In 1915, Tesla filed a lawsuit against Marconi attempting, unsuccessfully, to obtain a court injunction against Marconi's claims. After Wardenclyffe, Tesla built the Wireless Station of Telefunken, a German firm, in Sayville, Long Island. Some of what he wanted to achieve at Wardenclyffe was accomplished with the Telefunken Wireless. In 1917, the facility was seized and torn down by the Marines, because it was suspected that it could be used by German spies.

Quotes

  • “The year 2100 will see eugenics universally established. In past ages, the law governing the survival of the fittest roughly weeded out the less desirable strains. Then man's new sense of pity began to interfere with the ruthless workings of nature. As a result, we continue to keep alive and to breed the unfit. The only method compatible with our notions of civilization and the race is to prevent the breeding of the unfit by sterilization and the deliberate guidance of the mating instinct, Several European countries and a number of states of the American Union sterilize the criminal and the insane. This is not sufficient. The trend of opinion among eugenists is that we must make marriage more difficult. Certainly no one who is not a desirable parent should be permitted to produce progeny.

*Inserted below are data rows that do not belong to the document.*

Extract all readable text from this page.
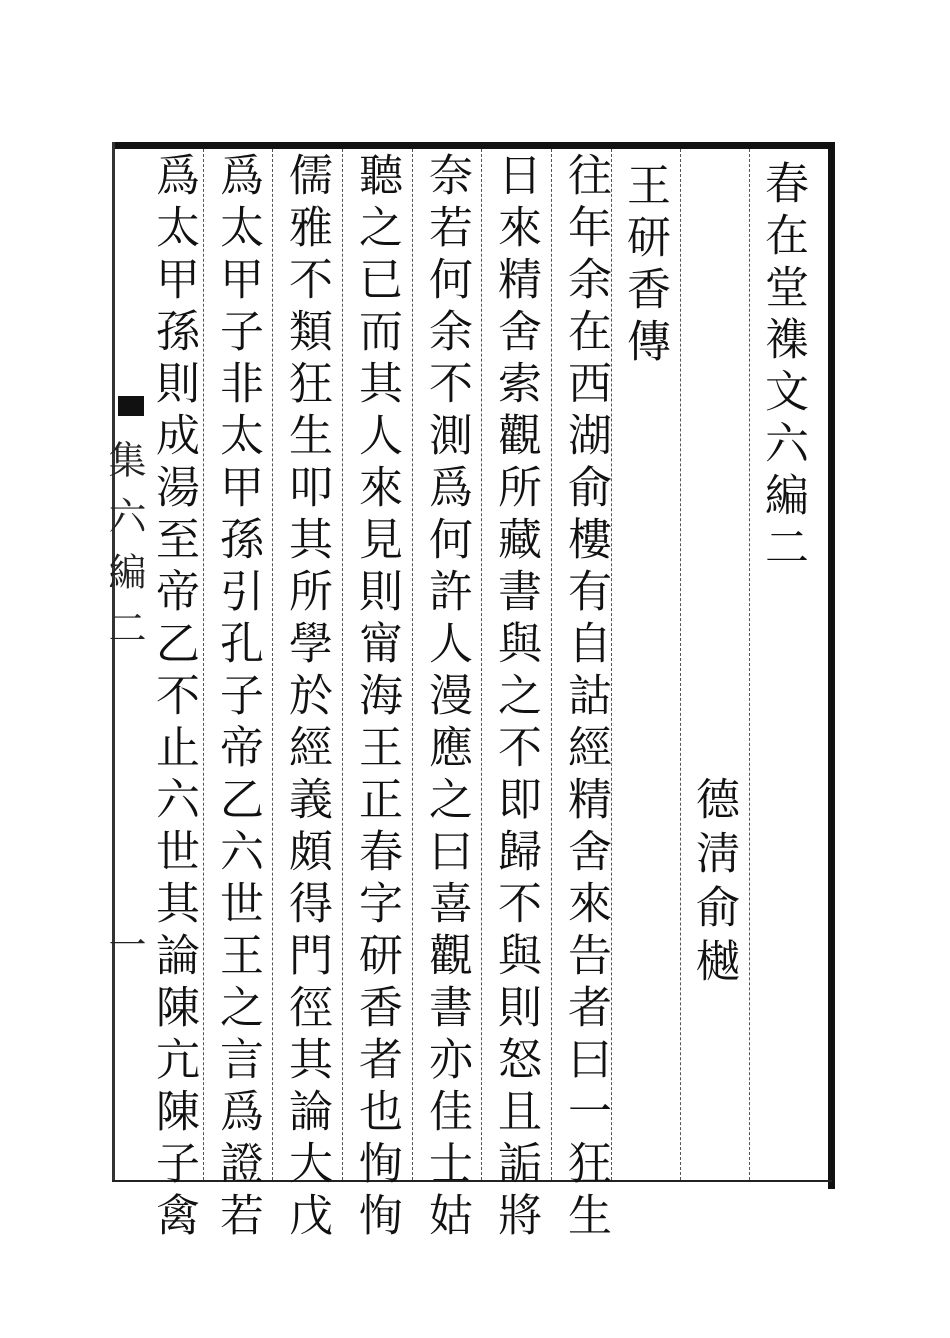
春在堂襍文六編二
德淸俞樾
王研香傳
往年余在西湖俞樓有自詁經精舍來告者曰一狂生
日來精舍索觀所藏書與之不即歸不與則怒且詬將
奈若何余不測爲何許人漫應之曰喜觀書亦佳士姑
聽之已而其人來見則甯海王正春字研香者也恂恂
儒雅不類狂生叩其所學於經義頗得門徑其論大戊
爲太甲子非太甲孫引孔子帝乙六世王之言爲證若
爲太甲孫則成湯至帝乙不止六世其論陳亢陳子禽
集六編二
一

A century from now it will no more occur to a normal person to mate with a person eugenically unfit than to marry a habitual criminal.”
  • "I had always thought of woman as possessing those delicate qualities of mind and soul that made her in these respects far superior to man. I had put her on a lofty pedestal, figuratively speaking, and ranked her in certain important attributes considerably higher than man. I worshiped at the feet of the creature I had raised to this height, and, like every true worshiper, I felt myself unworthy of the object of my worship. But all this was in the past. Now the soft-voiced gentle woman of my reverent worship has all but vanished. In her place has come the woman who thinks that her chief success in life lies in making herself as much as possible like man--in dress, voice and actions, in sports and achievements of every kind."
  • "Man's new sense of pity began to interfere with the ruthless workings of nature. The only method compatible with our notions of civilization and the race is to prevent the breeding of the unfit by sterilization and the deliberate guidance of the mating instinct .... The trend of opinion among eugenists is that we must make marriage more difficult. Certainly no one who is not a desirable parent should be permitted to produce progeny. A century from now it will no more occur to a normal person to mate with a person eugenically unfit than to marry a habitual criminal." (Tesla in a 1937 interview)

Death

On January 1, 1934, he moved into the Hotel New Yorker. At the end of his life as an inventor, he became more and more withdrawn and, among other things, worked on “ray guns” around 1935. Tesla was found dead by staff at the Hotel New Yorker on the morning of 8 January 1943 at the age of 86; The doctor entered the date of death as 7 January 1943 in the death certificate. His documents and property in the hotel room were confiscated by US officials from the Office of Alien Property Custodian, even though Tesla was a US citizen – there were fears that his documents could be taken abroad. The urn with his ashes has been in the Nikola Tesla Museum in Belgrade since 1952.

Honours

Tesla received over 280 patents in 26 countries, including 112 in the USA. For his achievements, Tesla was awarded the AIEE Edison Medal in 1916. In the 1930s, he was awarded a total of twelve honorary doctorates, including from the University of Prague, on 23 January 1937 from the Graz University of Technology (Dr. techn. e. h.)[1] and the universities in Brünn, Bucharest and Paris.